Excerpted from Jacksonville Business Journal story.
Leaders. Educators. Trailblazers. Fighters. Mothers and fathers, mentors and models. Across the First Coast, a range of African American men and women are changing how we do business and who we are as a city. In celebration of Black History Month, we sit down with some of them to talk about how they are Shaping Their Identities.
Justin Spiller believes identity comes from two places: how someone is perceived and how they perceive themselves. Managing people’s perceptions can be exhausting, yet it’s a chore most African-Americans are very familiar with.
“We have to be cognizant about how people perceive us, whether we’re white or black,” said Spiller, associate director of investment sales at Franklin Street. “You can identify as whatever you want, but we’re still in a country where people’s perceptions matter.”

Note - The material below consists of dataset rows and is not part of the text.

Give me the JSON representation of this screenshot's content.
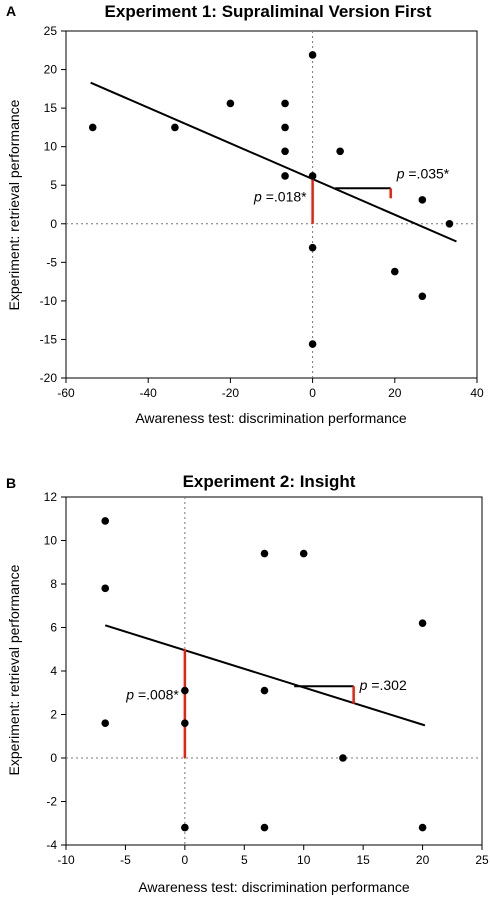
{
  "chart_data": [
    {
      "panel": "A",
      "type": "scatter",
      "title": "Experiment 1: Supraliminal Version First",
      "xlabel": "Awareness test: discrimination performance",
      "ylabel": "Experiment: retrieval performance",
      "xlim": [
        -60,
        40
      ],
      "ylim": [
        -20,
        25
      ],
      "xticks": [
        -60,
        -40,
        -20,
        0,
        20,
        40
      ],
      "yticks": [
        -20,
        -15,
        -10,
        -5,
        0,
        5,
        10,
        15,
        20,
        25
      ],
      "reference_lines": {
        "x": 0,
        "y": 0,
        "style": "dotted"
      },
      "points": [
        {
          "x": -53.5,
          "y": 12.5
        },
        {
          "x": -33.5,
          "y": 12.5
        },
        {
          "x": -20,
          "y": 15.6
        },
        {
          "x": -6.7,
          "y": 15.6
        },
        {
          "x": -6.7,
          "y": 12.5
        },
        {
          "x": -6.7,
          "y": 9.4
        },
        {
          "x": -6.7,
          "y": 6.2
        },
        {
          "x": 0,
          "y": 21.9
        },
        {
          "x": 0,
          "y": 6.2
        },
        {
          "x": 0,
          "y": -3.1
        },
        {
          "x": 0,
          "y": -15.6
        },
        {
          "x": 6.7,
          "y": 9.4
        },
        {
          "x": 20,
          "y": -6.2
        },
        {
          "x": 26.7,
          "y": 3.1
        },
        {
          "x": 26.7,
          "y": -9.4
        },
        {
          "x": 33.3,
          "y": 0
        }
      ],
      "fit_line": {
        "x": [
          -54,
          35
        ],
        "y": [
          18.3,
          -2.3
        ]
      },
      "annotations": {
        "intercept": {
          "label": "p =.018*",
          "x": 0,
          "y_from": 0,
          "y_to": 5.8
        },
        "slope": {
          "label": "p =.035*",
          "x_from": 5.5,
          "x_to": 19,
          "y": 4.6,
          "y_drop": 1.3
        }
      }
    },
    {
      "panel": "B",
      "type": "scatter",
      "title": "Experiment 2: Insight",
      "xlabel": "Awareness test: discrimination performance",
      "ylabel": "Experiment: retrieval performance",
      "xlim": [
        -10,
        25
      ],
      "ylim": [
        -4,
        12
      ],
      "xticks": [
        -10,
        -5,
        0,
        5,
        10,
        15,
        20,
        25
      ],
      "yticks": [
        -4,
        -2,
        0,
        2,
        4,
        6,
        8,
        10,
        12
      ],
      "reference_lines": {
        "x": 0,
        "y": 0,
        "style": "dotted"
      },
      "points": [
        {
          "x": -6.7,
          "y": 10.9
        },
        {
          "x": -6.7,
          "y": 7.8
        },
        {
          "x": -6.7,
          "y": 1.6
        },
        {
          "x": 0,
          "y": 3.1
        },
        {
          "x": 0,
          "y": 1.6
        },
        {
          "x": 0,
          "y": -3.2
        },
        {
          "x": 6.7,
          "y": 9.4
        },
        {
          "x": 6.7,
          "y": 3.1
        },
        {
          "x": 6.7,
          "y": -3.2
        },
        {
          "x": 10,
          "y": 9.4
        },
        {
          "x": 13.3,
          "y": 0
        },
        {
          "x": 20,
          "y": 6.2
        },
        {
          "x": 20,
          "y": -3.2
        }
      ],
      "fit_line": {
        "x": [
          -6.7,
          20.2
        ],
        "y": [
          6.1,
          1.5
        ]
      },
      "annotations": {
        "intercept": {
          "label": "p =.008*",
          "x": 0,
          "y_from": 0,
          "y_to": 5.0
        },
        "slope": {
          "label": "p =.302",
          "x_from": 9.2,
          "x_to": 14.2,
          "y": 3.3,
          "y_drop": 0.8
        }
      }
    }
  ]
}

Changing people’s perceptions, Spiller believes, requires engagement and honest communication.
“It requires building a relationship with someone to change their initial thoughts about who you are,” Spiller said. “And that goes beyond color … .”
There is a lot of relationship-building and work to do, and Spiller believes the observation of Black History Month is a small but necessary start.
“Frankly, we should celebrate black history throughout the year,” he said. “In a perfect world, we wouldn’t distinguish between black history and American history, but because there’s still a lack of emphasis on the contributions of African-Americans in this country — other than a few — I think the devotion of a month is very critical.”
Although Spiller’s work hasn’t changed his ideas about race and equality in America, it has impressed upon him a sense of duty to try to improve the path for others.
“It’s reminded me that while I have sat at many tables where I’m the only African-American, it doesn’t mean equality has been achieved just because I’m sitting at that table,” he said. “At the end of the day, a single African-American, or even a couple, doesn’t satisfy diversity at a firm. At the same time – that single black person or those few – should they so choose, have the ability to shape the experience of others.”